21.
La vela se enciende en el presbiterio.
Una llama trémula en la semioscuridad de la Iglesia del Escapulario que es el aviso para que Ambrosio llegue al tercer banco de la nave derecha, donde el Cristo volvió a coger la postura reclinada en el costado, tirado en el suelo y con el brazo suelto entre los cristales estallados de la urna.
—No puede estarse quieto —dijo Valdesamario—. La comezón, las escoceduras. La verdad es que la mayoría de los huérfanos tenemos ese mismo prurito. Las úlceras y los sabañones del Hospicio. Hay que haberse muerto de hambre y de frío para apreciar lo que cuesta la redención de los pecados.
El oficiante tarda más de lo normal en aparecer y, cuando lo hace, no puede estar seguro de que sea el de siempre. La casulla remendada le queda excesivamente corta y en los movimientos por el altar se nota más torpeza de la debida, como si improvisara la celebración o tuviera demasiada prisa o desconociese lo que se trae entre manos.
Los ojos de Ambrosio se acomodan a la semioscuridad y en el temblor de la niebla, que vierte desde el tejado roto de la iglesia un incienso húmedo y un olor de maderas polvorientas y resinas astilladas, presiente que las naves no disponen del olvido que las arrumbó.
Lo que huele y lo que rechina, el mismo goteo de la pila bautismal, componen un raro eco que percute en su ánimo, con menos sosiego o alteración con que percuten en su conciencia las voces de Balma, los ruidos y las palabras que parecen contenidas en un manantial que acompaña sus pasos, como si en el discurrir del escondido todo confluyera para que las voces de la Ciudad de Sombra alimentaran su experiencia y su memoria.
Las palabras de Balma no tienen la impronta de las piedras y los pavimentos y, sin embargo, detallan la espesura urbana de una contribución de vidas y vicisitudes.

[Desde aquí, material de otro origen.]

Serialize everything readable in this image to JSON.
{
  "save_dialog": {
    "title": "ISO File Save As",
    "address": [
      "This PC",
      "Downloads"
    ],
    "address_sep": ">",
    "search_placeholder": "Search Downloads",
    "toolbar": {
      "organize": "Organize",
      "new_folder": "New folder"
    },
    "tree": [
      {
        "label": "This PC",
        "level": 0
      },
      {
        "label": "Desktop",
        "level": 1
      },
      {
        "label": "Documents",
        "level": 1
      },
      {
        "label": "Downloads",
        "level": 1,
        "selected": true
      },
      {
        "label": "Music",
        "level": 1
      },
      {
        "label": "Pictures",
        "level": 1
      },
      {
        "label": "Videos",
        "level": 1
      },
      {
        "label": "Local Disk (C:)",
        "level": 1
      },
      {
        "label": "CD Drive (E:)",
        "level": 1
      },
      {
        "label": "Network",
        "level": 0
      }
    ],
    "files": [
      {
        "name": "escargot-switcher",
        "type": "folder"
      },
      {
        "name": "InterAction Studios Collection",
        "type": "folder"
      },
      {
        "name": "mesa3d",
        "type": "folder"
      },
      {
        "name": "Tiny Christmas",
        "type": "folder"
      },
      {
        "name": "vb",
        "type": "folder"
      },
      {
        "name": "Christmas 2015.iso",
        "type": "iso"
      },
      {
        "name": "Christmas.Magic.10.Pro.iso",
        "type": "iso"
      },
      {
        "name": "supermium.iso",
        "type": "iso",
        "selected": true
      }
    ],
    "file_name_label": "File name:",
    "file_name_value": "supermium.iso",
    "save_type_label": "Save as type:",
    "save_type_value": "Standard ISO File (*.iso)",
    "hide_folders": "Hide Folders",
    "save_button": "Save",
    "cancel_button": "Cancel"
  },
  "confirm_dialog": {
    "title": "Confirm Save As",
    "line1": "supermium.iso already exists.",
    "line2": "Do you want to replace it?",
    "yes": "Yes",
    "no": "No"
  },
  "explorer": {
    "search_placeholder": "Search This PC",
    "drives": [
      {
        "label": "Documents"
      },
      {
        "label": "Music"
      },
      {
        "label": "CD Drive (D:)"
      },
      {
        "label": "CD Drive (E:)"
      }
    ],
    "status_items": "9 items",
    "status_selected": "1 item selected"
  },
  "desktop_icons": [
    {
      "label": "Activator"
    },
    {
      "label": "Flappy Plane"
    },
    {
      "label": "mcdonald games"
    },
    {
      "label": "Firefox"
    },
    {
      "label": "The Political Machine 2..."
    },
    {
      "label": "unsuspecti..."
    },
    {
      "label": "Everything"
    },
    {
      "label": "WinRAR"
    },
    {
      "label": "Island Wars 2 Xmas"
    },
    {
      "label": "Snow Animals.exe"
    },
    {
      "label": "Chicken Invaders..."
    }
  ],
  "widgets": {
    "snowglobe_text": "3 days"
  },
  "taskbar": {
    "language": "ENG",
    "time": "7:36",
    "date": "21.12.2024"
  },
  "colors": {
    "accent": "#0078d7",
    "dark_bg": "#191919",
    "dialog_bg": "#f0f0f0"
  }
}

En la Ciudad de Sombra las voces no calmaron ni colmaron los parajes, no se disiparon en la medida de su actualidad o de su finitud, quedaron esparcidas en cada tramo o en cada recodo, donde las paredes se sostienen o se derrumban y donde las esquinas indican una posible vuelta en el destino de cada habitante.
—Tantos como murieron, tantos como mataron o desaparecieron sin que el rastro imprima la huella de una decisión o un imprevisto… —dijo alguna vez Lepo Corada, que disimula en la condición del gacetillero la del poeta vergonzante, y que siempre que se encuentra con Ambrosio pugna por que le muestre lo que lleva en el saco, convencido de que Ambrosio acarrea un tesoro.
—El de la mísera subsistencia, no otro. Los cuatro desperdicios, el mendrugo y las mondas.
—Con él al hombro en todas las noches que puedo recordarte. Nadie guarda con tanto ahínco lo que no tiene más valor que la miga que llevarse a la boca.
—Vivo de los detritos, de lo que Balma descompone y tira. El saco no es otra cosa que el utensilio del buscador.
—Por ese conducto no te queda más remedio que avistar a los muertos que no se resignaron, o a los vivos que no comparecieron cuando fueron requeridos para saldar la cuenta de su vida. Eres un alma errante, amigo Leda. Con los cuatro vasos que compartimos las noches gemelas puedes contarme las mil historias que más te gusten, yo te escucho sorbo a sorbo y ya te digo que lo que más me jode es que no me enseñes lo que llevas en el saco.
—Pueden ser esas mismas palabras, Lepo. No te pongas pesado, los mendrugos y las palabras. Las voces anónimas de los que no se resignan, como tú dices. Hubo más muertos que razones, no lo dudes.
Lepo Corada tiene el perfil de la sabandija. La gacetilla es el género de su cortedad de miras, algo que también se sostiene en las gafas del miope desorbitado. La condición del poeta vergonzante mantiene, sin embargo, un secreto refinamiento en el espíritu. La vergüenza le intercepta la escritura, y en la concepción de sus sonetos hay un ejercicio mental que hace tan obsesiva como inacabable la composición. Nadie conoce esa obra recóndita de la que, apenas en alguna ocasión, recita un terceto.
—Es por si quieres escucharlo, amigo Leda. Endecasílabos. Arte menor, consonancia, tercerilla. La música de quien siente por lo que hace más grima que vehemencia.
—Lo que te acepto es otra copa —decía Ambrosio cuando Lepo entrecerraba los ojos y enfilaba el verso con la tentación de un recuerdo malogrado—. Y te pido que me dejes el saco en paz, ya es bastante castigo cargarlo a la espalda como el muerto que no supimos enterrar.